A universal Stein-Tomas restriction estimate for measures in three dimensions

TL;DR

This paper establishes a universal restriction estimate in three dimensions for measures supported on surfaces with integrable gradients and extends to measures on sets with Hausdorff dimension greater than two, using geometric methods linked to the Falconer distance problem.

Contribution

It introduces a universal L^2(mu) to L^4(R^3) restriction estimate for measures on certain surfaces and extends the result to measures supported on sets with large Hausdorff dimension.

Findings

Proves a universal restriction estimate for measures on graphs of W^1_1 functions.

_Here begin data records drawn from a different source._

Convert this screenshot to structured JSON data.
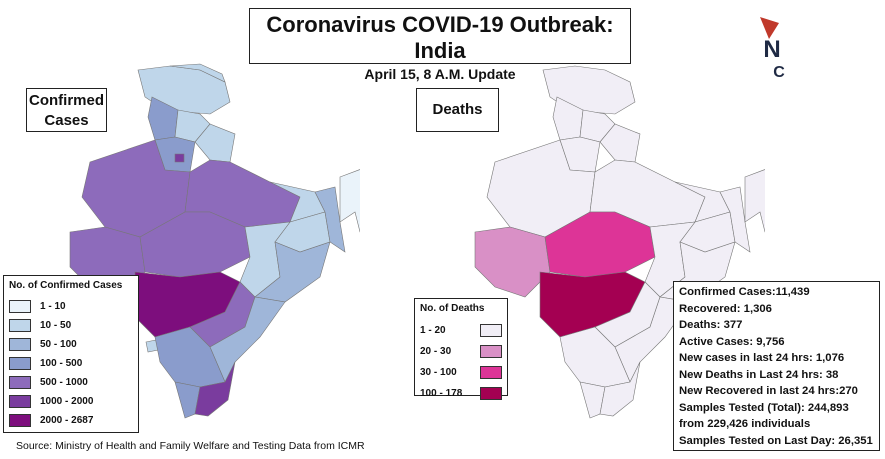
{
  "title": "Coronavirus COVID-19 Outbreak: India",
  "subtitle": "April 15, 8 A.M. Update",
  "logo": {
    "letter_top": "N",
    "letter_bottom": "C",
    "colors": {
      "n": "#1f2a44",
      "c": "#1f2a44",
      "flag": "#c0392b"
    }
  },
  "maps": {
    "confirmed_label": "Confirmed Cases",
    "deaths_label": "Deaths"
  },
  "legend_confirmed": {
    "title": "No. of Confirmed Cases",
    "items": [
      {
        "label": "1 - 10",
        "color": "#eaf3fa"
      },
      {
        "label": "10 - 50",
        "color": "#bfd6ea"
      },
      {
        "label": "50 - 100",
        "color": "#9fb6d9"
      },
      {
        "label": "100 - 500",
        "color": "#8a9ccc"
      },
      {
        "label": "500 - 1000",
        "color": "#8d6bbb"
      },
      {
        "label": "1000 - 2000",
        "color": "#7a3c9e"
      },
      {
        "label": "2000 - 2687",
        "color": "#7d0e7d"
      }
    ]
  },
  "legend_deaths": {
    "title": "No. of Deaths",
    "items": [
      {
        "label": "1 - 20",
        "color": "#f1eef6"
      },
      {
        "label": "20 - 30",
        "color": "#d990c6"
      },
      {
        "label": "30 - 100",
        "color": "#dd3497"
      },
      {
        "label": "100 - 178",
        "color": "#a40052"
      }
    ]
  },
  "stats": [
    "Confirmed Cases:11,439",
    "Recovered: 1,306",
    "Deaths: 377",
    "Active Cases: 9,756",
    "New cases in last 24 hrs: 1,076",
    "New Deaths in Last 24 hrs: 38",
    "New Recovered in last 24 hrs:270",
    "Samples Tested (Total):  244,893",
    "from 229,426 individuals",
    "Samples Tested on Last Day: 26,351"
  ],
  "source": "Source: Ministry of Health and Family Welfare and Testing Data from ICMR"
}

Extends the estimate to Frostman measures on sets with Hausdorff dimension > 2.

Uses geometric approach connected to the Falconer distance problem.

Abstract

We study restriction estimates in R^3 for surfaces given as graphs of W^1_1(R^2) (integrable gradient) functions. We obtain a "universal" L^2(mu) -> L^4(R^3, L^2(SO(3))) estimate for the extension operator f -> \hat{f mu} in three dimensions. We also prove that the three dimensional estimate holds for any Frostman measure supported on a compact set of Hausdorff dimension greater than two. The approach is geometric and is influenced by a connection with the Falconer distance problem.